Algumas características que apontam para o início dessa era são: aumento do poder computacional (Big Data, genética, mineração de dados, astronomia); uso de Inteligência artificial e machine learning em biometria digital (reconhecimento de voz e face), predição e percepção do comportamento humano (marketing, política) e melhoria de processos industriais e sistemas de informação; e, por fim, aumento de conectividade permitindo a troca de informação entre dispositivos e máquinas – internet das coisas (IoT) e M2M (Machine to Machine, tecnologias que permitem dispositivos em rede trocar informações e executar ações sem a assistência manual de humanos).
Quais os impactos que terá na economia e no emprego?

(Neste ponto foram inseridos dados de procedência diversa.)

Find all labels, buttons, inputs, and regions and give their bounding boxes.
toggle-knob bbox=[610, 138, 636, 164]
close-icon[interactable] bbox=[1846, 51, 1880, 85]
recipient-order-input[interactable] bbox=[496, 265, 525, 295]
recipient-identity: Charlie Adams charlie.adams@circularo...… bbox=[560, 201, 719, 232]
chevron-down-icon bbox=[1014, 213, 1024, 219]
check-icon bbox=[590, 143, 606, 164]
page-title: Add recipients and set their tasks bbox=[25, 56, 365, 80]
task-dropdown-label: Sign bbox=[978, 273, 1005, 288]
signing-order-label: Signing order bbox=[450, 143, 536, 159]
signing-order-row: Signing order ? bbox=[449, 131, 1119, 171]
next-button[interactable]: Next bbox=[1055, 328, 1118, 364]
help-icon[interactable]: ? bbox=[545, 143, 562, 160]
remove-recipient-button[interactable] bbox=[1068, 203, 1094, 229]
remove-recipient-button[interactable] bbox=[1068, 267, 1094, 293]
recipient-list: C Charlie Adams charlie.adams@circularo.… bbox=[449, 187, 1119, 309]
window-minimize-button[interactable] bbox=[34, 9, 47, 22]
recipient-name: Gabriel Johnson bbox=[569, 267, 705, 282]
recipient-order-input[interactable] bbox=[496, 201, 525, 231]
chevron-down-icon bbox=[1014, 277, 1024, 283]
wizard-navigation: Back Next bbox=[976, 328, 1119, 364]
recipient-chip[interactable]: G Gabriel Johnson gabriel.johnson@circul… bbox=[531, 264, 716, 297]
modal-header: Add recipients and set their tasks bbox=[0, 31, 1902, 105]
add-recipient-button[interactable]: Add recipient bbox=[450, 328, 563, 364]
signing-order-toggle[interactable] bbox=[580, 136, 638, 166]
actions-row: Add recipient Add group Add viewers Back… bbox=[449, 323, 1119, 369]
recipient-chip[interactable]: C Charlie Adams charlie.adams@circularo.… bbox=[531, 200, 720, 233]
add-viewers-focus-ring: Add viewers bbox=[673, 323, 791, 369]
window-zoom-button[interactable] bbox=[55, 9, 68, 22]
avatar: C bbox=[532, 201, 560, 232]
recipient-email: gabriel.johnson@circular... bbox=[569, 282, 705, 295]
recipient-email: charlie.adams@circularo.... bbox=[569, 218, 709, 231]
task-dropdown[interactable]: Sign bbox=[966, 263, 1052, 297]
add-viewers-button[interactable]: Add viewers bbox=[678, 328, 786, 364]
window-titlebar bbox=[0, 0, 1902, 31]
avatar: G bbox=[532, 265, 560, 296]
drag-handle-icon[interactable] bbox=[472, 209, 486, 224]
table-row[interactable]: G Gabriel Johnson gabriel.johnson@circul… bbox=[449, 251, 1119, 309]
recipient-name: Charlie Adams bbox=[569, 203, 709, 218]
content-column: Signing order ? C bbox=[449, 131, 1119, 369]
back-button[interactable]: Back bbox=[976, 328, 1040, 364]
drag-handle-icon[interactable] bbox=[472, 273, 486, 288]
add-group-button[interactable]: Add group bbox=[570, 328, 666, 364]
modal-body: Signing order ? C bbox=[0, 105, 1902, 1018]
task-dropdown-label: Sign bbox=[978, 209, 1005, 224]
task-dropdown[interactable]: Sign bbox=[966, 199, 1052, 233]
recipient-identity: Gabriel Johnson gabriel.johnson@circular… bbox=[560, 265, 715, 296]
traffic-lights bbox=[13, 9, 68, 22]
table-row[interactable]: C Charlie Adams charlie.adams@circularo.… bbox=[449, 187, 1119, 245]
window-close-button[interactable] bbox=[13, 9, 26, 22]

João Paulo Magalhães - Os grandes impactos que a Quarta Revolução Industrial causa na economia estão relacionados a ganhos em escala, tanto na produtividade, quanto na velocidade com que os produtos podem ser desenvolvidos, além da quebra de barreiras físicas e temporais. Por exemplo: diferentes pessoas em lugares diversos no mundo podem trabalhar em tempo real, utilizando-se de realidade virtual e simulação. Por outro lado, esta revolução pode causar o aumento da concentração da produção em grandes conglomerados industriais que estão à frente do desenvolvimento tecnológico mundial, visto que a competição é cada vez mais global e automatizada.

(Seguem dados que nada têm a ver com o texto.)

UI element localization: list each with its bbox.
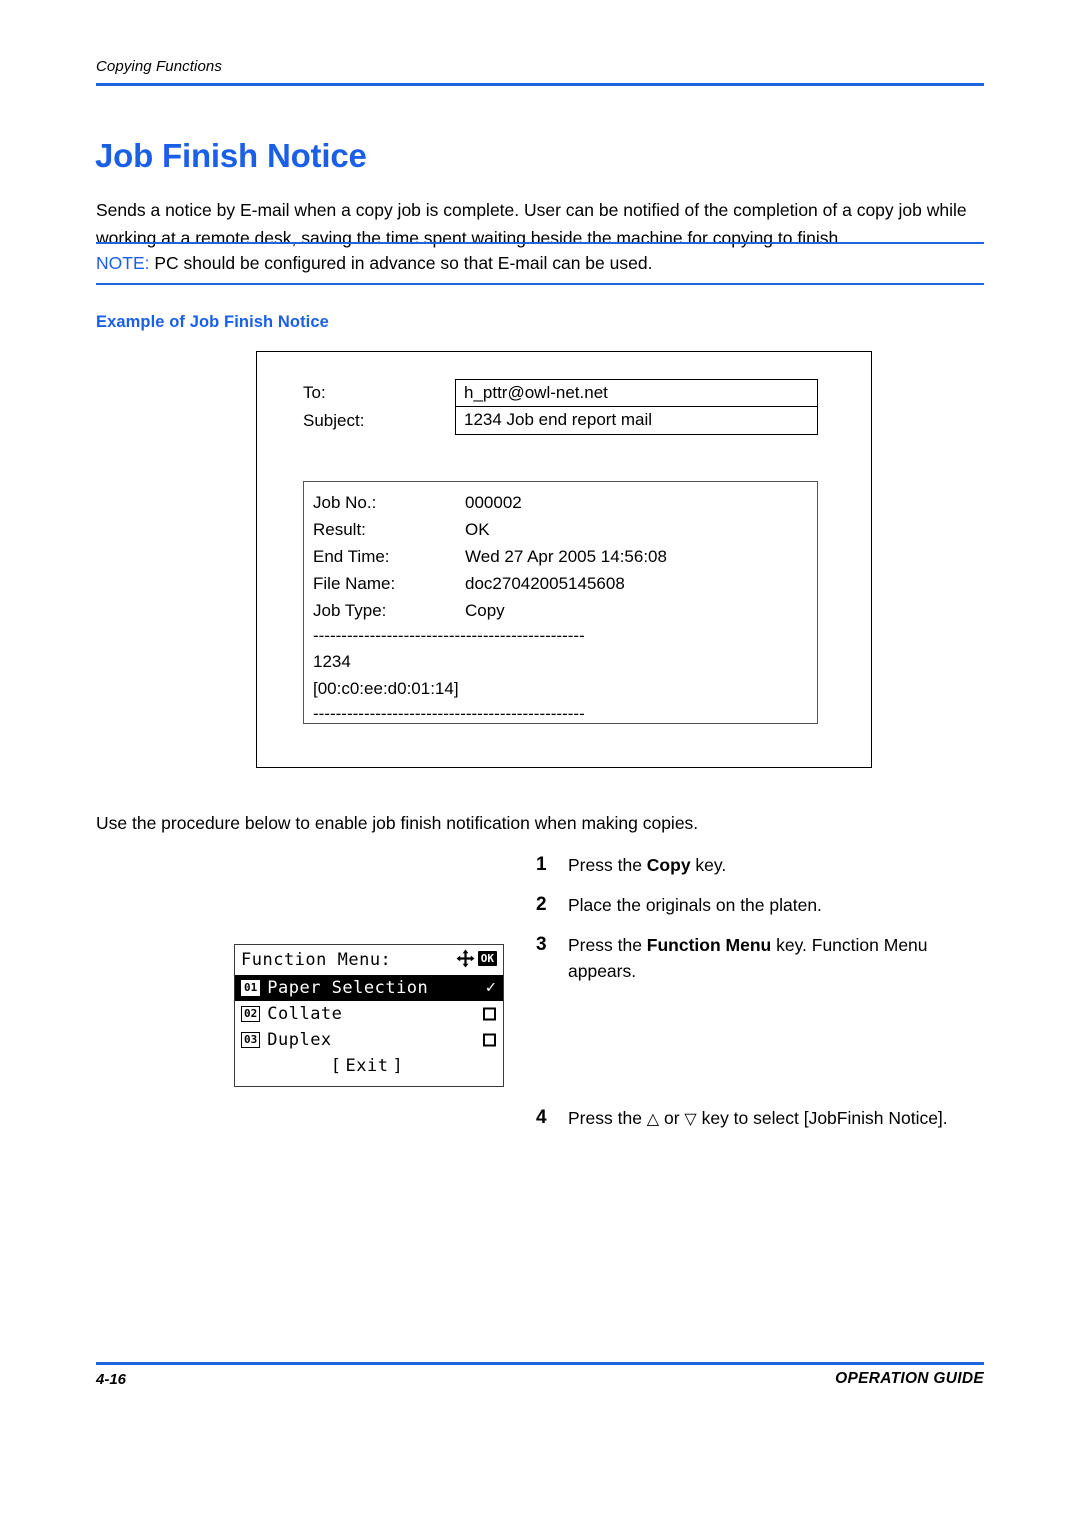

Isto pode acarretar em aumento da desigualdade de renda principalmente pela substituição da mão de obra humana pelo uso de máquinas. Esse processo pode causar também o deslocamento de trabalhadores pela tecnologia, resultando em empregos mais estáveis e rentáveis. Contudo, é importante destacar que a sociedade precisará agir de forma que as consequências desta transformação não sejam monopolizadas, de modo a garantir um retorno sustentável, minimizando os impactos no emprego e distribuição de renda global.

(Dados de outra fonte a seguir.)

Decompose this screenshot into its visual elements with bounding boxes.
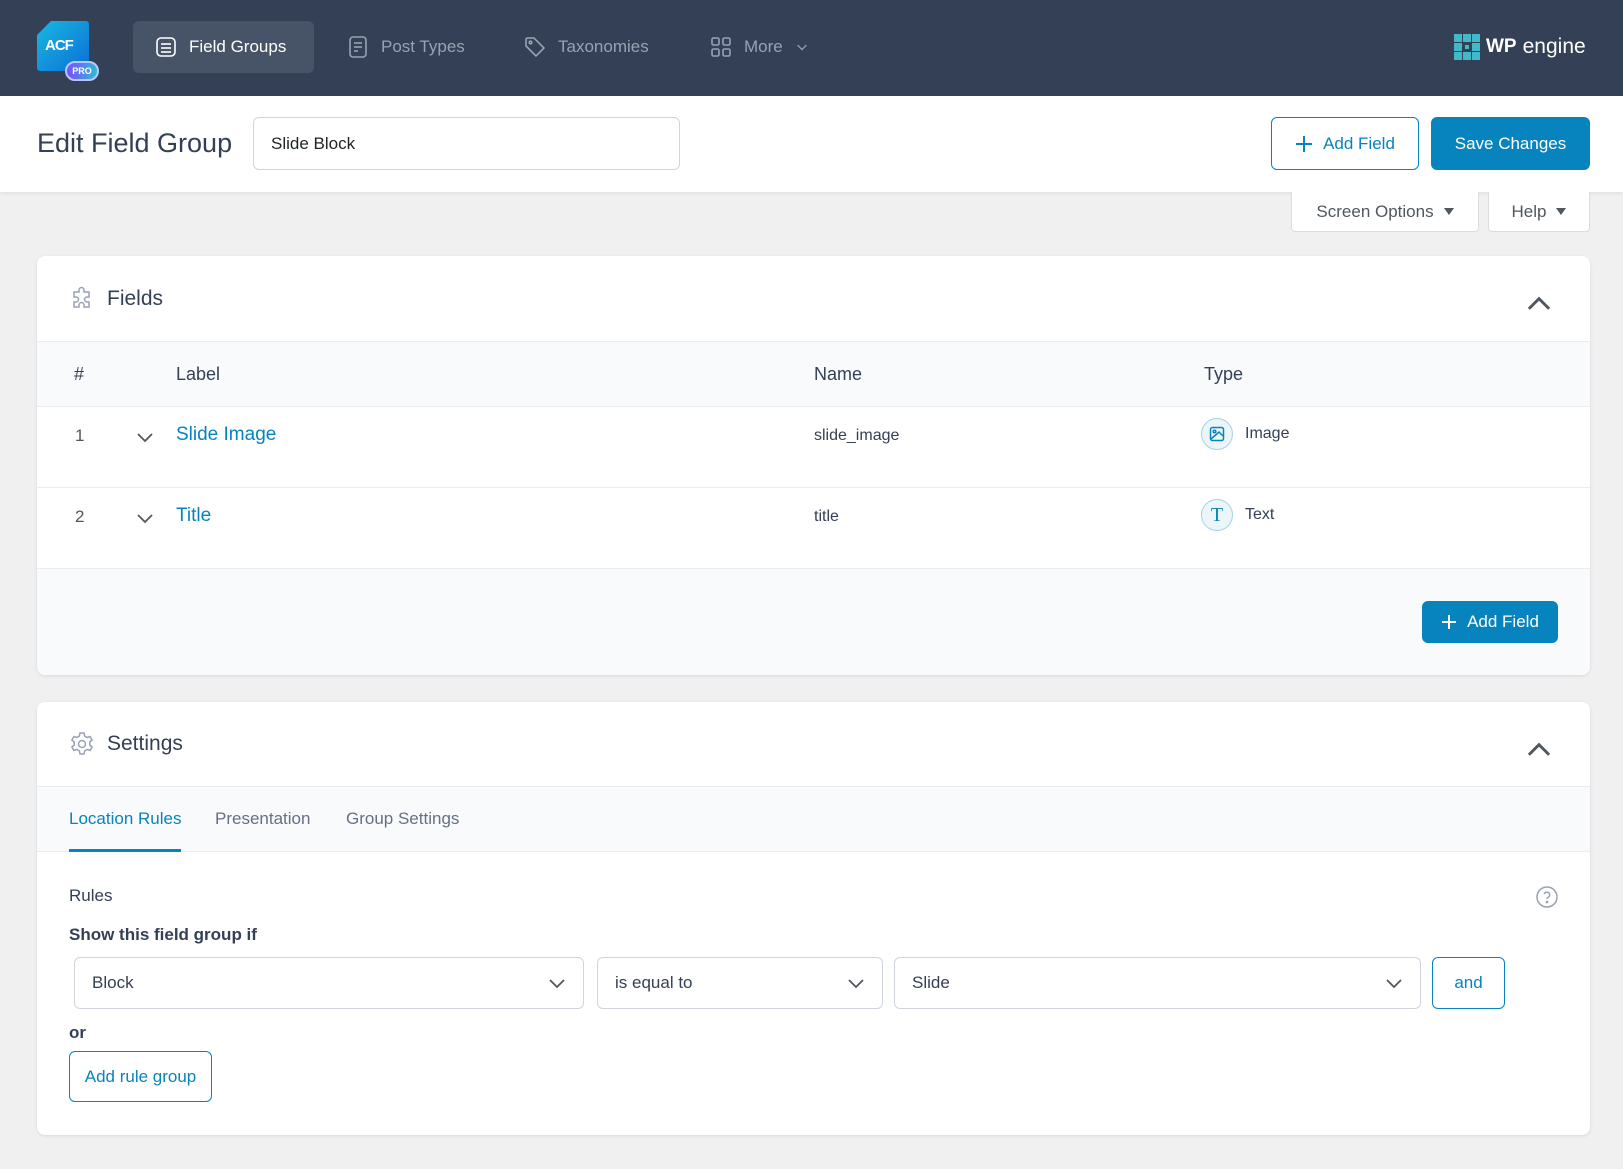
and-button[interactable]: and: [1432, 957, 1505, 1009]
chevron-down-icon: [1386, 979, 1402, 989]
pro-badge: PRO: [65, 61, 99, 81]
add-rule-group-label: Add rule group: [84, 1066, 197, 1086]
add-field-header-button[interactable]: Add Field: [1271, 117, 1419, 170]
field-label-link[interactable]: Slide Image: [176, 424, 276, 446]
help-button[interactable]: Help: [1488, 192, 1590, 232]
settings-panel-header[interactable]: Settings: [37, 702, 1590, 787]
or-label: or: [69, 1023, 86, 1042]
nav-more[interactable]: More: [688, 21, 831, 73]
tab-presentation[interactable]: Presentation: [215, 809, 310, 852]
chevron-down-icon: [848, 979, 864, 989]
settings-tabs: Location Rules Presentation Group Settin…: [37, 787, 1590, 852]
chevron-down-icon: [796, 44, 807, 51]
chevron-up-icon[interactable]: [1526, 290, 1552, 316]
rule-value-value: Slide: [912, 973, 950, 992]
settings-panel-title: Settings: [107, 732, 183, 755]
wp-engine-grid-icon: [1454, 34, 1480, 60]
document-icon: [349, 36, 367, 58]
nav-field-groups[interactable]: Field Groups: [133, 21, 314, 73]
show-if-label: Show this field group if: [69, 925, 257, 944]
field-group-title-input[interactable]: [253, 117, 680, 170]
help-label: Help: [1511, 201, 1547, 221]
fields-panel-footer: Add Field: [37, 569, 1590, 675]
and-label: and: [1454, 973, 1483, 992]
rules-label: Rules: [69, 886, 113, 905]
help-circle-icon[interactable]: [1535, 885, 1559, 909]
chevron-down-icon[interactable]: [135, 508, 155, 528]
acf-pro-logo[interactable]: ACF PRO: [37, 21, 99, 81]
row-number: 1: [75, 426, 85, 445]
field-name: title: [814, 508, 839, 525]
text-icon: T: [1201, 499, 1233, 531]
col-type: Type: [1204, 364, 1244, 384]
image-icon: [1201, 418, 1233, 450]
tab-location-rules[interactable]: Location Rules: [69, 809, 182, 852]
col-label: Label: [176, 364, 221, 384]
col-name: Name: [814, 364, 863, 384]
field-type: Image: [1201, 418, 1289, 450]
save-changes-label: Save Changes: [1454, 133, 1567, 153]
caret-down-icon: [1443, 208, 1454, 215]
field-name: slide_image: [814, 427, 900, 444]
nav-taxonomies[interactable]: Taxonomies: [502, 21, 671, 73]
fields-panel: Fields # Label Name Type 1 Slide Image s…: [37, 256, 1590, 675]
fields-panel-header[interactable]: Fields: [37, 256, 1590, 342]
nav-post-types[interactable]: Post Types: [325, 21, 487, 73]
screen-options-label: Screen Options: [1316, 201, 1434, 221]
rule-param-value: Block: [92, 973, 134, 992]
gear-icon: [70, 732, 94, 755]
wp-engine-light: engine: [1522, 35, 1586, 58]
settings-panel: Settings Location Rules Presentation Gro…: [37, 702, 1590, 1135]
field-label-link[interactable]: Title: [176, 505, 211, 527]
caret-down-icon: [1556, 208, 1567, 215]
puzzle-icon: [73, 286, 90, 308]
chevron-down-icon[interactable]: [135, 427, 155, 447]
add-rule-group-button[interactable]: Add rule group: [69, 1051, 212, 1102]
rule-value-select[interactable]: Slide: [894, 957, 1421, 1009]
plus-icon: [1442, 615, 1457, 629]
wp-engine-bold: WP: [1486, 36, 1517, 57]
grid-icon: [711, 37, 731, 57]
page-title: Edit Field Group: [37, 128, 233, 158]
col-number: #: [74, 364, 85, 384]
acf-logo-text: ACF: [45, 37, 74, 54]
nav-taxonomies-label: Taxonomies: [558, 37, 649, 56]
fields-panel-title: Fields: [107, 286, 164, 310]
screen-options-button[interactable]: Screen Options: [1291, 192, 1479, 232]
table-row[interactable]: 2 Title title T Text: [37, 488, 1590, 569]
nav-more-label: More: [744, 37, 783, 56]
rule-operator-value: is equal to: [615, 973, 693, 992]
row-number: 2: [75, 507, 85, 526]
save-changes-button[interactable]: Save Changes: [1431, 117, 1590, 170]
chevron-down-icon: [549, 979, 565, 989]
tab-group-settings[interactable]: Group Settings: [346, 809, 459, 852]
table-row[interactable]: 1 Slide Image slide_image Image: [37, 407, 1590, 488]
rule-param-select[interactable]: Block: [74, 957, 584, 1009]
tag-icon: [525, 37, 546, 58]
wp-engine-logo[interactable]: WP engine: [1454, 34, 1586, 60]
top-nav: ACF PRO Field Groups Post Types Taxonomi…: [0, 0, 1623, 96]
add-field-header-label: Add Field: [1323, 133, 1395, 153]
field-type: T Text: [1201, 499, 1274, 531]
rule-operator-select[interactable]: is equal to: [597, 957, 883, 1009]
fields-table-header: # Label Name Type: [37, 342, 1590, 407]
field-type-label: Image: [1245, 425, 1290, 442]
nav-post-types-label: Post Types: [381, 37, 465, 56]
list-icon: [156, 37, 176, 57]
nav-field-groups-label: Field Groups: [189, 37, 287, 56]
add-field-label: Add Field: [1467, 612, 1539, 631]
field-type-label: Text: [1245, 506, 1275, 523]
plus-icon: [1296, 135, 1313, 152]
add-field-button[interactable]: Add Field: [1422, 601, 1558, 643]
chevron-up-icon[interactable]: [1526, 736, 1552, 762]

A indústria brasileira, salvo exceções, não investe muito em inovação. Como ela poderá ser competitiva num contexto de indústria 4.0?
André Gomes - O Brasil passou por um processo de desindustrialização importante. Entre 1980 e os dias atuais, a participação da indústria de manufatura no PIB diminuiu drasticamente. O que em 1980 representava 32% caiu, em 2020, para apenas 9%. Este fator impediu que o investimento em tecnologia ocorresse no País. Inovação e tecnologia se fazem com investimento em pesquisa e desenvolvimento (P&D), porém o Brasil hoje investe pouco quando comparado aos países mais desenvolvidos da OCDE (Organização para a Cooperação e Desenvolvimento Econômico).
Por exemplo, em 2017 o investimento bruto brasileiro em P&D correspondia a 0,8% do PIB, enquanto os Estados Unidos (2,8%), Alemanha (3,0%) e Japão (3,2%) investiram três vezes mais. Para se tornar competitiva, a indústria nacional precisará tomar para si o papel de protagonismo no investimento em pesquisa e desenvolvimento. Além disso, uma coisa precisa ficar clara: não haverá mão de obra qualificada suficiente nesse cenário. O Brasil precisa investir de forma considerável e rápida em capacitação. Seja o setor público, com a educação formal, da infantil à superior, seja o setor privado, com capacitação continuada dos atuais trabalhadores que precisarão se adaptar aos trabalhos do futuro.
Uma política pública voltada para o setor seria necessária, como aconteceu na Alemanha e nos Estados Unidos?
João Paulo Magalhães - Sim. Um projeto nacional de fortalecimento das indústrias nacionais e que promova o investimento não só público em políticas de P&D é crucial para evolução do cenário de inovação tecnológica no Brasil. É necessário estreitar as relações entre o setor privado e as universidades federais (que são as instituições que mais promovem P&D no nosso País) e propor políticas de isenções fiscais de modo que o investimento em P&D seja suficiente para alavancar a produção de tecnologias inovadoras.